Keep a Lookout for Strangers You Know at this Summer’s Music Festivals

How Adam Haagen and Grady Lee Formed The Up-and-Coming Group

Written By: Rebecca Grazier
Photographed By: Travis McCoy Strangers You Know

Musical duo Adam Haagen and Grady Lee of Strangers You Know show no signs of slowing down with their ever-evolving sound.

Coachella Valley Music and Arts Festival 2013 was packed when Lee snuck in and tried to introduce himself to a pretty girl in Haagen’s group. It was there that he met Haagen by happenstance—Lee didn’t even notice Haagen, but he latched onto their group. They stayed for the performance of a band called Two Door Cinema Club, and after the show had ended, they started talking.

“He told me he had a small band up in Santa Barbara, a little trio,” said Haagen. “I had just finished the studio we’re in now, like a week before that, and I told him to come right down and that I’d record him. About eight months later he took me up on the offer.”

The studio Haagen refers to is posh and was restored from a detached garage behind his house. A tan, sectional sofa sits on a corner across from the front door inside Haagen’s studio in West LA, and dark floors are accented with a red area rug.

The walls are a mix of dark red and gray. Eighteen guitars line up side-by-side on stands. In the other corner of the room are some amps, a keyboard, drums, and a microphone.

The style of music these two guys create is a mix of indie/folk and indie/pop with a tinge of electro. Their song “Used” from their EP Loosen Up the Leash has over 1 million downloads on Spotify, and is about casual relationships and the consequences that ensue. They write their own lyrics to their songs and use some of their personal experiences.

“Sometimes I’ll experience something that I’ll write down, and I’ll say, ‘What is the music side of that?’” said Lee. “Then go ‘Adam, gotta figure out the music to the this thing,’ and then other times, it’ll start from the other side where we’re making the music, and then we go ‘Okay, what emotion is this eliciting?’ Because obviously instrumental music can be vastly emotional and bring you to a very emotional place, and it’s got to complement that lyrically.”

Haagen and Lee made their debut for the first time last year at Coachella. The guys performed at six other major music festivals like the Kentucky Derby Festival in Louisville, the Hangout Music Festival in Alabama, BottleRock in Napa, Bumbershoot in Seattle, Summerfest in Milwaukee and Firefly Music Festival in Delaware.
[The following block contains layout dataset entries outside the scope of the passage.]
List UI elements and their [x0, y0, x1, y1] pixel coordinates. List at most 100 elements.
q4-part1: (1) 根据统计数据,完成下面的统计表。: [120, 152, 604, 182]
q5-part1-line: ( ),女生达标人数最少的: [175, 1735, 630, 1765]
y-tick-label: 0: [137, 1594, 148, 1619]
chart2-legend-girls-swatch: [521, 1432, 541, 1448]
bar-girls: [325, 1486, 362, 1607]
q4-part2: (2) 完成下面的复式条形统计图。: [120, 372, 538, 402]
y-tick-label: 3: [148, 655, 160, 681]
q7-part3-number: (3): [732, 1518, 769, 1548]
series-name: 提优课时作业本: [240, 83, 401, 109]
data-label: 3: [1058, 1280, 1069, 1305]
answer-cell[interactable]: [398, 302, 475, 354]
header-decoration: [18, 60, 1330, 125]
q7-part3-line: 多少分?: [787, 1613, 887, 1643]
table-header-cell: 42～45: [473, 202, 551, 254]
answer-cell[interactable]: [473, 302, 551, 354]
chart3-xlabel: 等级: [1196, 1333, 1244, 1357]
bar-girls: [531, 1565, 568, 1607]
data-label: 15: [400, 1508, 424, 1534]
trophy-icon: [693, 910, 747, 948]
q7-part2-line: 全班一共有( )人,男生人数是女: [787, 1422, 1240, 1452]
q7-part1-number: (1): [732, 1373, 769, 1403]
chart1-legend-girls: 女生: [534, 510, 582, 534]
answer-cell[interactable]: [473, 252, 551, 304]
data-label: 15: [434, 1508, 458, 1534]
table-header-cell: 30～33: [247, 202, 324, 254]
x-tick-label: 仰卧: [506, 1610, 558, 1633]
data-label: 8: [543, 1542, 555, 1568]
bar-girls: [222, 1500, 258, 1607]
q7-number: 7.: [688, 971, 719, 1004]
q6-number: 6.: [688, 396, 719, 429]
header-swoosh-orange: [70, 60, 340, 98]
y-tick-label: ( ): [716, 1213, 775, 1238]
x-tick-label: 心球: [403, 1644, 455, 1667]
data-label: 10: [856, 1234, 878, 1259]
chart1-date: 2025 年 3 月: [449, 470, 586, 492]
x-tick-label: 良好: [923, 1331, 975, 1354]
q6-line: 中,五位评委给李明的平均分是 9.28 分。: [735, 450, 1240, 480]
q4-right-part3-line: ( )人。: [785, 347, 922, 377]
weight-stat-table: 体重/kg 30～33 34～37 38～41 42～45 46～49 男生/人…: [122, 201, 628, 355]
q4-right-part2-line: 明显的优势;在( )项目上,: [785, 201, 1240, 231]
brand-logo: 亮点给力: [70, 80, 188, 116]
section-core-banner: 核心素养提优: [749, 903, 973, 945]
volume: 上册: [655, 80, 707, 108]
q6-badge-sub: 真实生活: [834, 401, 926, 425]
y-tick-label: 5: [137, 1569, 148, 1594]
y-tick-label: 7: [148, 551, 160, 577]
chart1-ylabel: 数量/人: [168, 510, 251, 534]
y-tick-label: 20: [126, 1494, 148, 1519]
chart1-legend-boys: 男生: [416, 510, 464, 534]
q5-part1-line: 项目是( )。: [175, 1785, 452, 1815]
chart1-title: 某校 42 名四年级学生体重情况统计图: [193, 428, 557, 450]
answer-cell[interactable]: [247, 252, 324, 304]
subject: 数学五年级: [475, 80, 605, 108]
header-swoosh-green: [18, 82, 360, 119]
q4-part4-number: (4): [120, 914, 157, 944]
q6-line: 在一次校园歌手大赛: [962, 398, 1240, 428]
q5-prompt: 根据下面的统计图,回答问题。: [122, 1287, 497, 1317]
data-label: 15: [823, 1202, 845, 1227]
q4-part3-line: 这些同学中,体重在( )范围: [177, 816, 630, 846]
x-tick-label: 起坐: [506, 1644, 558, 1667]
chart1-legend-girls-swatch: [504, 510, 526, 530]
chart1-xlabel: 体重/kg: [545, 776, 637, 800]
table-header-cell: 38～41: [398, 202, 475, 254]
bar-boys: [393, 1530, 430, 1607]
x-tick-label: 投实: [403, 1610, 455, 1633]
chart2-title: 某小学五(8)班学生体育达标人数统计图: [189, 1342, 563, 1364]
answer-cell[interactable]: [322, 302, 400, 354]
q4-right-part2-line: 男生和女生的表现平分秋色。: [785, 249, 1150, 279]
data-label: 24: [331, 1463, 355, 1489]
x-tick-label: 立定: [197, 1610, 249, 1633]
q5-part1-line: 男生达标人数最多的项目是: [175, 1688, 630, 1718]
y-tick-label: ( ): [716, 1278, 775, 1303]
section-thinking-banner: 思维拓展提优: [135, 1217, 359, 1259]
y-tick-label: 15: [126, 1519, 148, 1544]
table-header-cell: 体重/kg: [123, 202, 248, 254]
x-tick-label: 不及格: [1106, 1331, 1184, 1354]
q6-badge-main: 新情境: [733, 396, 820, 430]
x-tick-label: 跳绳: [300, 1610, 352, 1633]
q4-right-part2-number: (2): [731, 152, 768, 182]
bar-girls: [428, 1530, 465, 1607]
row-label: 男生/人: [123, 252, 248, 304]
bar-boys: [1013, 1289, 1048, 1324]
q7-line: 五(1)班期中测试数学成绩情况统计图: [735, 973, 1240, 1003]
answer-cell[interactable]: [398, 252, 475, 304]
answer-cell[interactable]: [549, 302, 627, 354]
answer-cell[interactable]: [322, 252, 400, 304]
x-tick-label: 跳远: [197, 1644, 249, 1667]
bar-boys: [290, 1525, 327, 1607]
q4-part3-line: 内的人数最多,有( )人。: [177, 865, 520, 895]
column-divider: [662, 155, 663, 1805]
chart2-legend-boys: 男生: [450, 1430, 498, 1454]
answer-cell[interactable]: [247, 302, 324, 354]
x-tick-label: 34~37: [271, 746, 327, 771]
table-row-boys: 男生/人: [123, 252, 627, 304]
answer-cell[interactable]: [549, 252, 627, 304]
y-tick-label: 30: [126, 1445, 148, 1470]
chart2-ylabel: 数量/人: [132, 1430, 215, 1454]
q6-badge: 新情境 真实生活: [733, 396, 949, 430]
“It was an amazing experience seeing the country and going show to show. It was the most diverse thing we’d ever done,” said Haagen. “We’d go and play an indie show with the Cold War Kids in Kentucky, and then we’d fly up, and play an almost all electronic show back in Portland or Seattle. We’d start to mix the cities after a while. It was really just interesting to see the whole United States, and to see the different sub-genres that come alive in every city. Every city has its own flavor, its own sound, and its own feel.”

Last summer, the duo traveled all around the states while playing in cities such as Portland, Chicago, New York, and Atlanta. They would wake up in a new state every two to three days, and most of the time they wouldn’t know where they were because they’d have no reception on their cell phones.
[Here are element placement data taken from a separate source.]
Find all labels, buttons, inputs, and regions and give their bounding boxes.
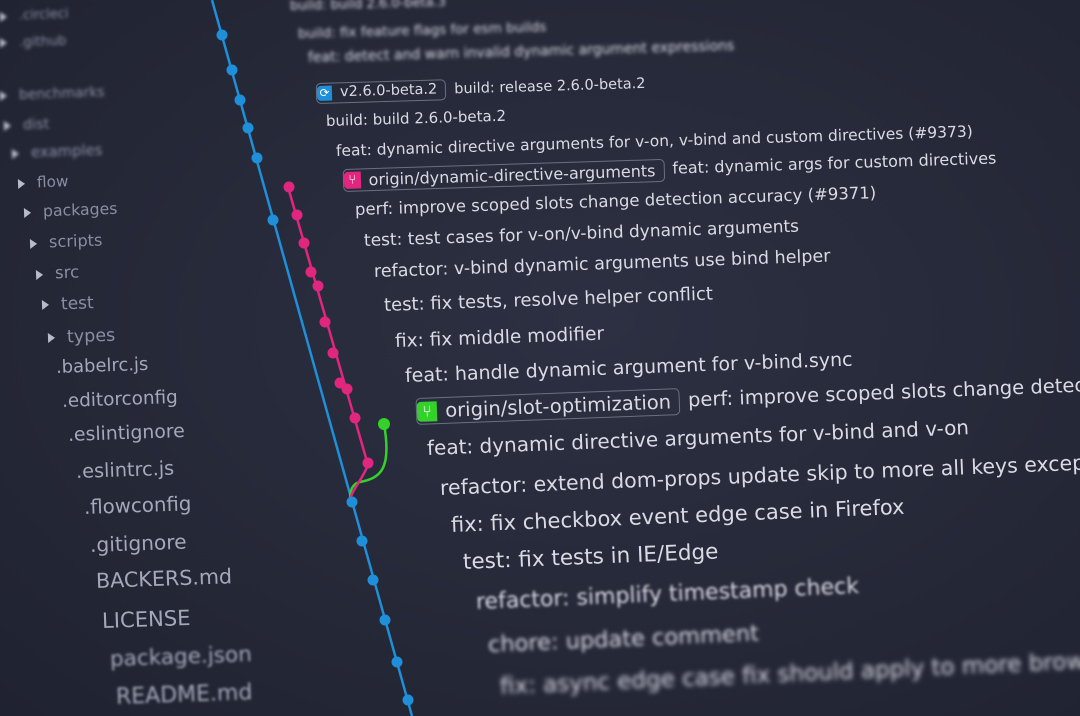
commit-dot (341, 383, 353, 395)
sidebar-item[interactable]: .circleci (0, 7, 69, 24)
commit-dot (216, 29, 228, 41)
ref-label: v2.6.0-beta.2 (339, 81, 438, 101)
sidebar-item[interactable]: flow (17, 172, 69, 193)
file-name: packages (42, 198, 118, 221)
file-name: dist (22, 116, 50, 134)
sidebar-item[interactable]: .eslintignore (68, 421, 185, 446)
expand-arrow-icon[interactable] (17, 178, 26, 189)
file-name: BACKERS.md (95, 563, 233, 593)
sidebar-item[interactable]: examples (11, 141, 103, 161)
file-name: src (54, 262, 80, 283)
commit-dot (251, 152, 263, 164)
commit-dot (305, 266, 317, 278)
sidebar-item[interactable]: src (35, 262, 80, 283)
commit-dot (402, 694, 414, 706)
ref-badge[interactable]: ⟳ v2.6.0-beta.2 (315, 79, 447, 104)
file-name: LICENSE (101, 605, 191, 634)
commit-dot (346, 496, 358, 508)
sidebar-item[interactable]: scripts (29, 230, 103, 252)
commit-dot (327, 347, 339, 359)
expand-arrow-icon[interactable] (0, 37, 8, 48)
file-name: .circleci (18, 6, 69, 24)
expand-arrow-icon[interactable] (0, 11, 8, 22)
sidebar-item[interactable]: BACKERS.md (96, 564, 233, 593)
file-name: types (66, 325, 116, 348)
expand-arrow-icon[interactable] (47, 332, 56, 343)
sidebar-item[interactable]: .editorconfig (62, 387, 179, 412)
branch-icon: ⑂ (343, 171, 361, 189)
commit-dot (267, 214, 279, 226)
sidebar-item[interactable]: LICENSE (102, 605, 191, 633)
commit-message: build: release 2.6.0-beta.2 (454, 75, 646, 98)
commit-dot (349, 412, 361, 424)
sidebar-item[interactable]: types (47, 325, 116, 348)
expand-arrow-icon[interactable] (29, 237, 38, 249)
sidebar-item[interactable]: dist (3, 116, 50, 134)
file-name: flow (36, 172, 69, 192)
commit-dot (356, 535, 368, 547)
expand-arrow-icon[interactable] (23, 207, 32, 218)
sidebar-item[interactable]: test (41, 293, 95, 315)
commit-dot (362, 457, 374, 469)
commit-dot (234, 94, 246, 106)
file-name: examples (30, 141, 103, 161)
commit-dot (312, 280, 324, 292)
expand-arrow-icon[interactable] (41, 299, 50, 311)
main-branch-line (210, 0, 414, 716)
sidebar-item[interactable]: README.md (116, 680, 253, 710)
sidebar-item[interactable]: .babelrc.js (56, 354, 149, 378)
commit-dot (242, 122, 254, 134)
tag-icon: ⟳ (316, 85, 333, 101)
commit-dot (367, 574, 379, 586)
sidebar-item[interactable]: packages (23, 198, 118, 221)
file-name: package.json (109, 641, 253, 672)
commit-dot (291, 209, 303, 221)
file-name: test (60, 293, 95, 315)
file-name: benchmarks (18, 84, 105, 104)
sidebar-item[interactable]: .gitignore (90, 529, 187, 556)
file-name: .gitignore (89, 529, 187, 557)
commit-dot (226, 64, 238, 76)
file-name: scripts (48, 230, 103, 252)
expand-arrow-icon[interactable] (35, 269, 44, 280)
commit-dot (379, 614, 391, 626)
expand-arrow-icon[interactable] (0, 91, 8, 102)
file-name: .babelrc.js (55, 354, 149, 379)
file-name: .editorconfig (61, 387, 179, 413)
sidebar-item[interactable]: .eslintrc.js (76, 457, 175, 483)
expand-arrow-icon[interactable] (11, 148, 20, 159)
file-name: README.md (115, 679, 253, 710)
sidebar-item[interactable]: .flowconfig (84, 492, 192, 519)
expand-arrow-icon[interactable] (3, 120, 12, 131)
commit-dot (319, 316, 331, 328)
commit-dot (298, 237, 310, 249)
commit-dot (283, 181, 295, 193)
commit-dot (391, 656, 403, 668)
sidebar-item[interactable]: package.json (110, 642, 253, 672)
branch-icon: ⑂ (416, 401, 438, 423)
merge-line (348, 464, 370, 501)
file-name: .github (18, 33, 67, 50)
file-name: .eslintrc.js (75, 457, 175, 484)
file-name: .eslintignore (67, 420, 186, 446)
file-name: .flowconfig (83, 492, 192, 520)
commit-dot (378, 418, 390, 430)
sidebar-item[interactable]: .github (0, 33, 67, 50)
“I don’t think that our experience this last summer was the typical summer tour. It was probably the most rapid and expansive experience that people could have together in two months. We both pulled as far apart from each other we’d ever been, and got closer than we’d ever been, and you have to. You have to be able to have that elasticity, and now that it’s been six months since we’ve been out, it’s crazy,” said Lee. “We just watched our tour video for the first time this last week, and it was like a completely different life. We’re both different people than we were at that stage, and it took having that and then having the time to concrete exactly what that experience did for us.”

Eventually, while passing through New Mexico, the guys bought fireworks and took them to California where they’re illegal. So, after driving for thirty hours, they stood on top of their bus at 5:30 a.m. and shot off mortars.

The tour wasn’t all fun and games, though. During their tour, the guys discovered an opossum with a broken leg. So they did what all good guys do—put it in a box, and dropped it off with veterinarians.

“We signed a good samaritan form, and that was it, but I think they [veterinarians] thought it was an inconvenience. They like dealing with cats, not dirty opossums,” said Lee.

After taking six months off, the duo is now heading back to the studio focused on creating the best versions of themselves, while also creating the best music they’ve ever made. They plan on doing more summer festivals and probably another American tour. In the meantime, you can give them a listen on Spotify.

Blowin’ Up: The duo has two songs on Spotify with over 1 million views—“Used” with 1.1 million, and “Smoke and Mirrors” with 1.6 million.

Talent Show: Adam Haagen plays the keyboard, drums, bass, and guitar while performing their songs, while Grady Lee sings on the microphone.